Passada a Olimpíada, ainda estamos sob ameaça terrorista?
O tema está sendo acompanhado, mas sem ameaça visível no horizonte.
Qual a crise mais aguda vivida pelo Brasil em sua visão: a de segurança ou a política?
O Brasil está vivendo um momento muito difícil. Talvez o mais difícil que já atravessou. Estamos vivendo a coincidência de crises muito extensas e profundas: a política, a econômica e a moral. A Lava-Jato está mostrando isso: governador preso, ex-ministro preso, empresas quebradas, a política tendo como objetivo o enriquecimento pessoal.
O senhor faz parte de um governo em que até o presidente foi citado na Lava-Jato. Isso incomoda?
A delação é parte de um processo judicial. São as instituições funcionando.
No processo de impeachment, o governo petista tentou que o Exército entrasse em cena?
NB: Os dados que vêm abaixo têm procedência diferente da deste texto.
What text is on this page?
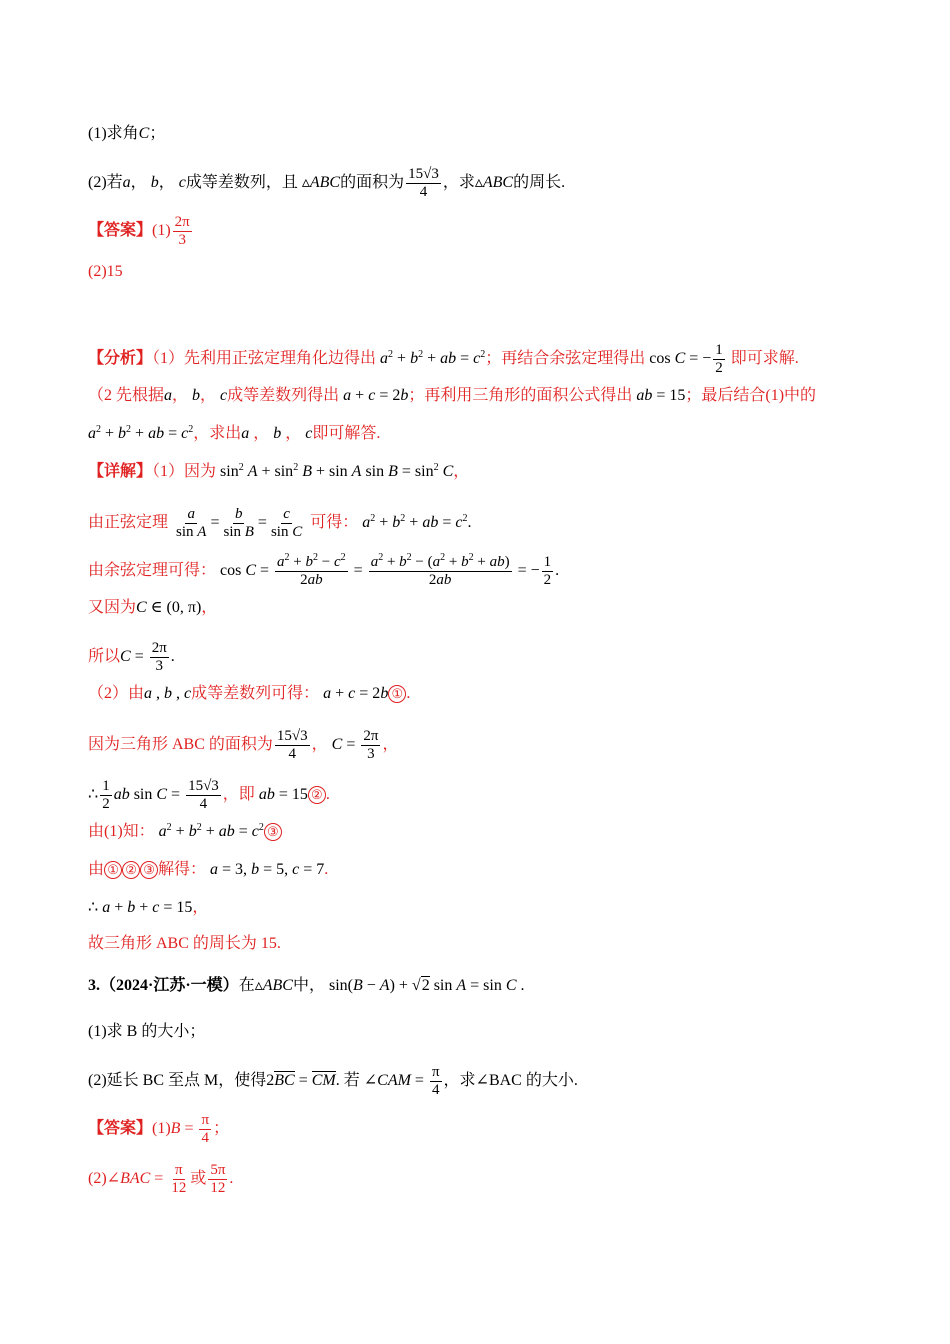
(1)求角C；
(2)若a， b， c成等差数列，且 ▵ABC的面积为 $\frac{15√3}{4}$ ，求▵ABC的周长.
【答案】$(1) \frac{2\pi}{3}$
(2)15
【分析】（1）先利用正弦定理角化边得出 $a^2 + b^2$ + ab = $c^2$；再结合余弦定理得出 cos C = − $\frac{1}{2}$ 即可求解.
（2 先根据a， b， c成等差数列得出 a + c = 2b；再利用三角形的面积公式得出 ab = 15；最后结合(1)中的
$a^2 + b^2$ + ab = $c^2$，求出a ， b ， c即可解答.
【详解】（1）因为 $\sin^2 A + \sin^2 B + \sin A$ $\sin B = \sin^2 C$，
由正弦定理 $\frac{a}{\text{sin A}} = \frac{b}{\text{sin B}} = \frac{c}{\text{sin C}}$ 可得： $a^2 + b^2$ + ab = $c^2$.
由余弦定理可得： $\cos C = \frac{a^2 + b^2 - c^2}{2ab} = \frac{a^2 + b^2 - (a^2 + b^2 + ab)}{2ab}$ = − $\frac{1}{2}$ .
又因为C ∈ (0, π)，
所以$C = \frac{2\pi}{3}$ .
（2）由a , b , c成等差数列可得： a + c = 2b ① .
因为三角形 ABC 的面积为 $\frac{15√3}{4}$ ， $C = \frac{2\pi}{3}$ ，
∴ $\frac{1}{2}$ ab $\sin C = \frac{15√3}{4}$ ，即 ab = 15 ② .
由(1)知： $a^2 + b^2$ + ab = $c^2$ ③
由 ① ② ③ 解得： a = 3, b = 5, c = 7.
∴ a + b + c = 15，
故三角形 ABC 的周长为 15.
3.（2024·江苏·一模）在▵ABC中， sin(B − A) + √2 sin A = sin C .
(1)求 B 的大小；
(2)延长 BC 至点 M，使得2BC = CM. 若 ∠CAM = $\frac{\pi}{4}$ ，求∠BAC 的大小.
【答案】$(1)B = \frac{\pi}{4}$ ；
(2)∠BAC = $\frac{\pi}{12}$ 或 $\frac{5\pi}{12}$ .
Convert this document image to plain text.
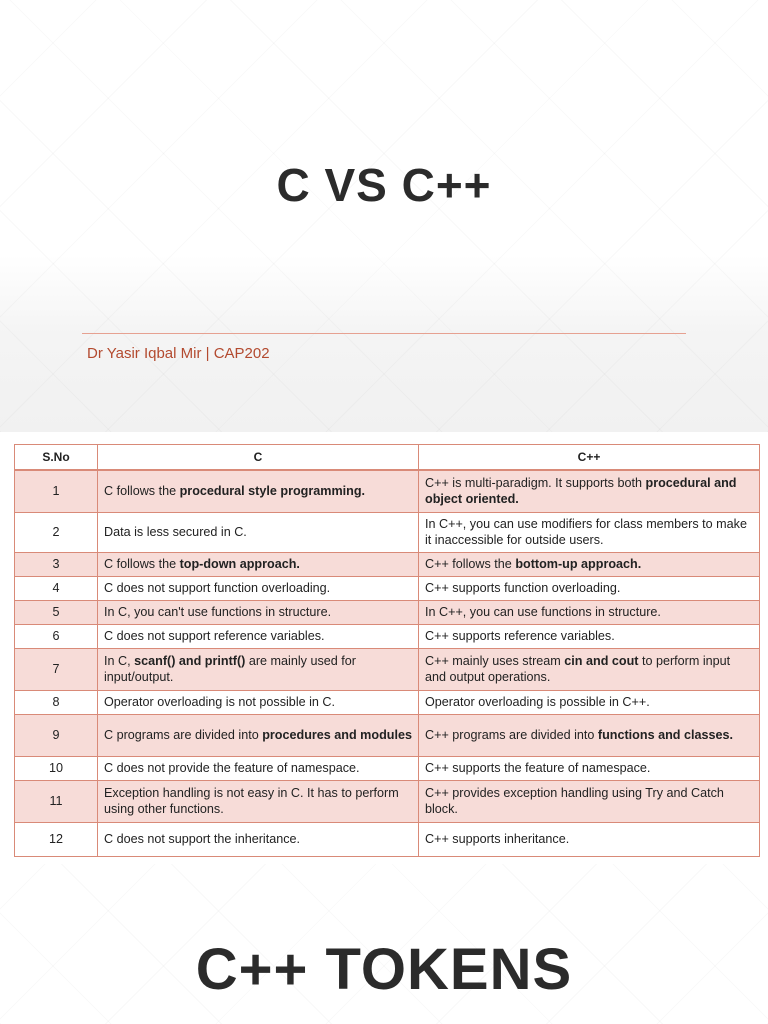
C VS C++
Dr Yasir Iqbal Mir | CAP202
S.No	C	C++
1	C follows the procedural style programming.	C++ is multi-paradigm. It supports both procedural and object oriented.
2	Data is less secured in C.	In C++, you can use modifiers for class members to make it inaccessible for outside users.
3	C follows the top-down approach.	C++ follows the bottom-up approach.
4	C does not support function overloading.	C++ supports function overloading.
5	In C, you can't use functions in structure.	In C++, you can use functions in structure.
6	C does not support reference variables.	C++ supports reference variables.
7	In C, scanf() and printf() are mainly used for input/output.	C++ mainly uses stream cin and cout to perform input and output operations.
8	Operator overloading is not possible in C.	Operator overloading is possible in C++.
9	C programs are divided into procedures and modules	C++ programs are divided into functions and classes.
10	C does not provide the feature of namespace.	C++ supports the feature of namespace.
11	Exception handling is not easy in C. It has to perform using other functions.	C++ provides exception handling using Try and Catch block.
12	C does not support the inheritance.	C++ supports inheritance.
C++ TOKENS
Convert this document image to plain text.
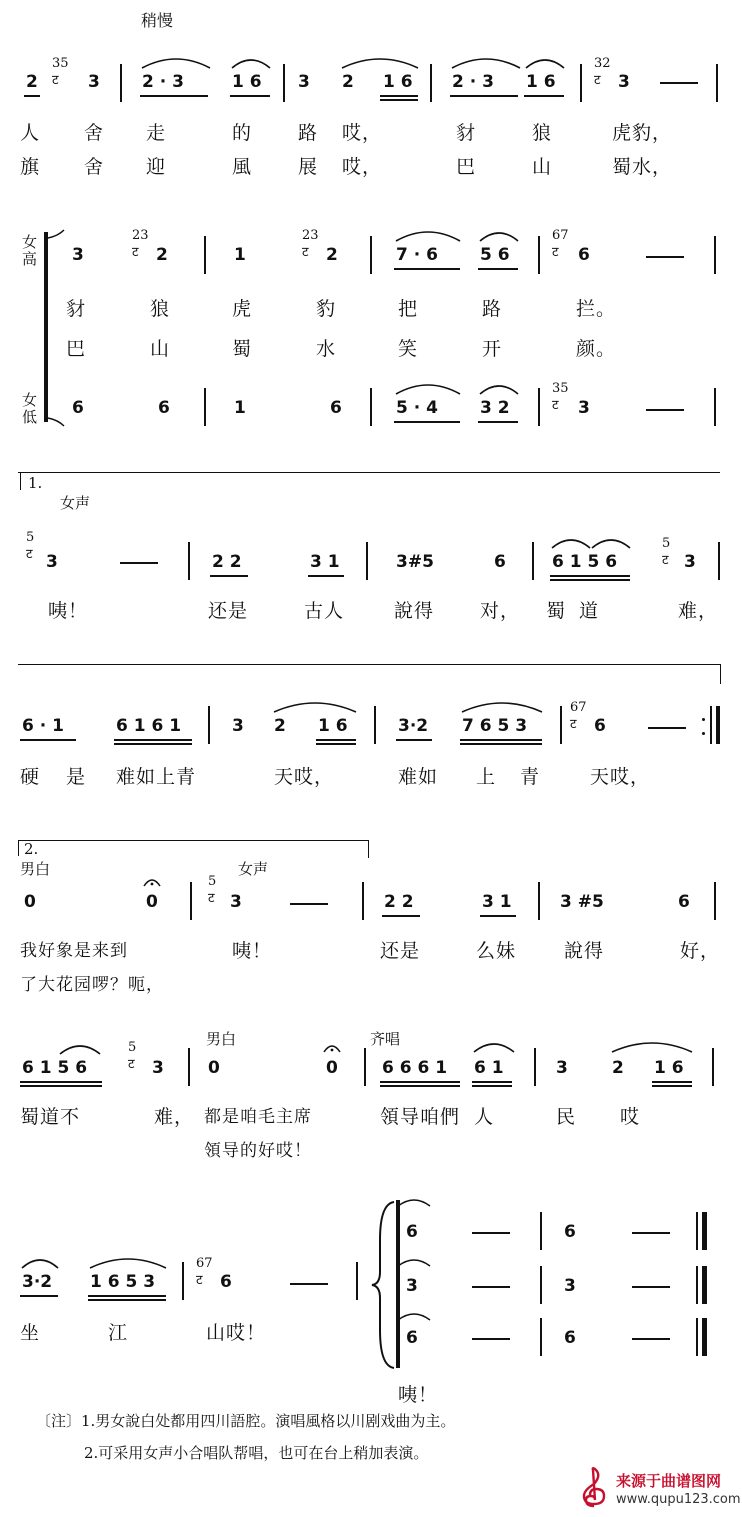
稍慢
2
35
ट 3 2 · 3	1 6 3 2 1 6 2 · 3 1 6
32
ट 3
人 舍 走	的 路 哎，	豺	狼	虎豹，
旗 舍 迎	風 展 哎，	巴	山	蜀水，
女高
女低
3
23
ट 2	1
23
ट 2	7 · 6 5 6
67
ट 6
豺	狼	虎	豹	把	路	拦。
巴	山	蜀	水	笑	开	颜。
6	6	1	6	5 · 4 3 2
35
ट 3
1.
女声
5
ट 3	2 2	3 1	3#5	6	6 1 5 6
5
ट 3
咦！	还是	古人	說得 对， 蜀道	难，
6 · 1	6 1 6 1	3 2 1 6	3·2 7 6 5 3
67
ट 6
硬 是 难如上青	天哎，	难如 上 青	天哎，
2.
男白	女声
0	0
5
ट 3	2 2	3 1	3 #5	6
我好象是来到
了大花园啰？呃，
咦！	还是	么妹	說得	好，
男白	齐唱
6 1 5 6
5
ट 3	0	0	6 6 6 1 6 1	3	2 1 6
蜀道不	难， 都是咱毛主席	領导咱們 人	民 哎
領导的好哎！
3·2 1 6 5 3
67
ट 6
6	6
3	3
6	6
坐	江	山哎！
咦！
〔注〕1.男女說白处都用四川語腔。演唱風格以川剧戏曲为主。
2.可采用女声小合唱队帮唱，也可在台上稍加表演。
来源于曲谱图网
www.qupu123.com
Essa consulta pode ter sido feita ao comandante do Exército. Não tive conhecimento. Mas não podemos ter soluções que não sejam institucionais. As soluções de todos os problemas que o Brasil viveu, está vivendo e vai viver são das instituições que têm legitimidade para resolvê-los: Legislativo, Executivo e Judiciário. As Forças Armadas não deram um passo fora dos limites legais.
Deixamos um belo exemplo para as gerações futuras. Nenhum general disse: "Peraí, que eu quero entrar nesse baile". Estamos caminhando bem. Amadurecemos tremendamente.